After enrollment, caregivers completed a baseline interview with bilingual research staff regarding their child's health, health behaviors targeted in the intervention, factors hypothesized to be related to the four health behaviors of interest, and other characteristics. Children's height and weight were also measured at baseline.

Schmied and colleagues found that 61.4% of children met sleep duration guidelines. Theodds of meeting recommendations were significantly higher among children 6-12 years old living above the poverty threshold

The chances of meeting sleep recommendations were significantly higher among those with a regular bedtime some of the time and improved among those a regular bedtime and were better yet among those classified as always having a regular bedtime.

Both behavioral and social factors may play a role within certain age groups, Schmied and colleagues determined.

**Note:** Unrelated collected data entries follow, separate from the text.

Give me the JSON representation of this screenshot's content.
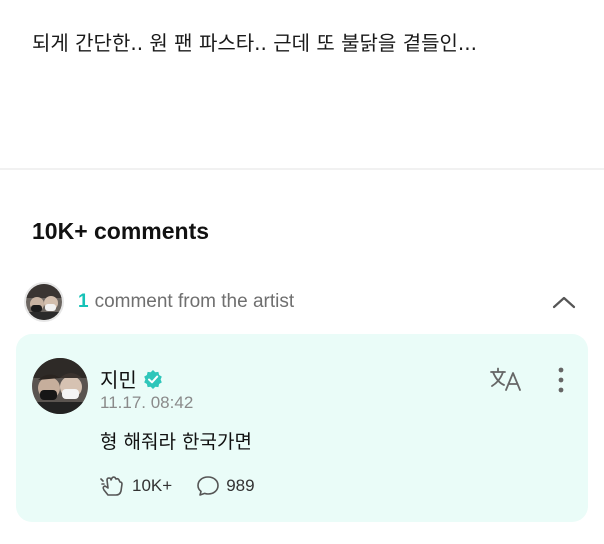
{
  "post": {
    "text": "되게 간단한.. 원 팬 파스타.. 근데 또 불닭을 곁들인..."
  },
  "comments": {
    "count_label": "10K+ comments"
  },
  "artist_comments": {
    "count": "1",
    "label": "comment from the artist",
    "chevron_icon": "chevron-up-icon"
  },
  "comment": {
    "author": "지민",
    "verified_icon": "verified-badge-icon",
    "timestamp": "11.17. 08:42",
    "body": "형 해줘라 한국가면",
    "likes": "10K+",
    "replies": "989",
    "like_icon": "cheer-hand-icon",
    "reply_icon": "speech-bubble-icon",
    "translate_icon": "translate-icon",
    "more_icon": "more-vertical-icon"
  },
  "colors": {
    "accent": "#16c2b7",
    "card_background": "#eafcf8",
    "verified": "#2fc6ba"
  }
}
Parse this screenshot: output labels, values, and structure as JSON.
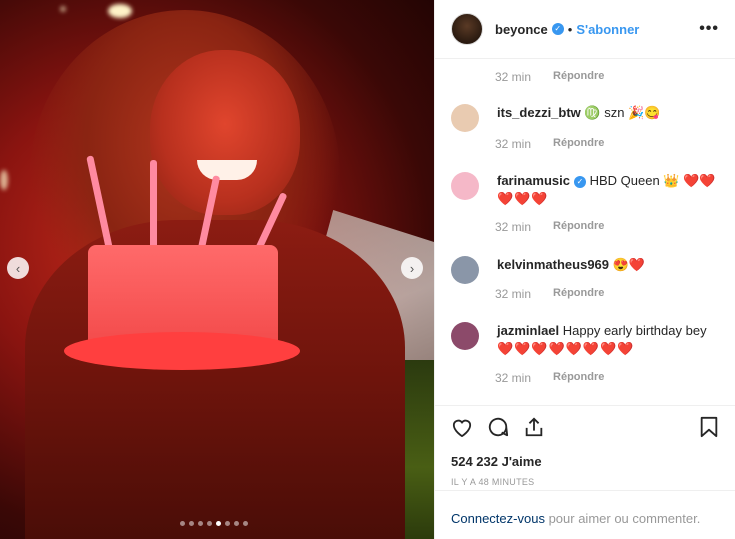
{
  "header": {
    "username": "beyonce",
    "separator": "•",
    "follow_label": "S'abonner",
    "more_label": "•••"
  },
  "carousel": {
    "prev": "‹",
    "next": "›",
    "slide_count": 8,
    "active_index": 4
  },
  "comments": [
    {
      "kind": "meta",
      "time": "32 min",
      "reply": "Répondre"
    },
    {
      "kind": "comment",
      "user": "its_dezzi_btw",
      "text": "♍ szn 🎉😋",
      "avatar_color": "#e9cbb1"
    },
    {
      "kind": "meta",
      "time": "32 min",
      "reply": "Répondre"
    },
    {
      "kind": "comment",
      "user": "farinamusic",
      "verified": true,
      "text": "HBD Queen 👑 ❤️❤️",
      "hearts": "❤️❤️❤️",
      "avatar_color": "#f5b8c8"
    },
    {
      "kind": "meta",
      "time": "32 min",
      "reply": "Répondre"
    },
    {
      "kind": "comment",
      "user": "kelvinmatheus969",
      "text": "😍❤️",
      "avatar_color": "#8a96a8"
    },
    {
      "kind": "meta",
      "time": "32 min",
      "reply": "Répondre"
    },
    {
      "kind": "comment",
      "user": "jazminlael",
      "text": "Happy early birthday bey",
      "hearts": "❤️❤️❤️❤️❤️❤️❤️❤️",
      "avatar_color": "#8c4a6a"
    },
    {
      "kind": "meta",
      "time": "32 min",
      "reply": "Répondre"
    }
  ],
  "actions": {
    "like_icon": "heart-outline-icon",
    "comment_icon": "comment-bubble-icon",
    "share_icon": "share-upload-icon",
    "save_icon": "bookmark-icon",
    "likes": "524 232 J'aime",
    "time": "IL Y A 48 MINUTES"
  },
  "login": {
    "link": "Connectez-vous",
    "text": " pour aimer ou commenter."
  }
}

Of the factors examined, maintaining a regular weekday bedtime had the strongest association with meeting sleep duration recommendations, a finding that aligns with previous research conducted among young children and adolescents, Schmied wrote.

“As maintaining a regular bedtime is a potentially modifiable behavior, this strengthens the existing support for interventions designed to teach parents and children how to develop healthy bedtime routines,” Schmied wrote. "This strategy may be particularly important among Hispanic/Latinx families, as research has shown that they may be less likely to maintain a regular bedtime and/or bedtime routine than children from other racial/ethnic groups.”

Another major factor was poverty level. Participating children, ages 6 to 12, living below the poverty threshold faced nearly twice the odds of not meeting sleep duration recommendations.

“The link between poverty and poor sleep health has been observed previously but more research regarding influential mechanisms is needed, particularly among children,” Schmied wrote. “Some evidence suggests aspects of the home and physical environment related to living in poverty may mediate the relationship, including parental involvement, psychosocial factors (stress, for example), ambient sound and/or light, crowding, and poorer air quality.”

“It is important for researchers and healthcare providers to consider contextual factors that may influence sleep health among low-income Hispanic/Latinx children so that tailored, multi-level intervention strategies, including those designed for implementation within clinical settings, can be developed and successfully implemented,” Schmied added.

Overall, sleep health disparities must be addressed through culturally and contextually appropriate interventions that combine individual-level strategies with those that address social and environmental factors, Schmied said.

The article was published by Elsevier Inc. on behalf of National Sleep Foundation.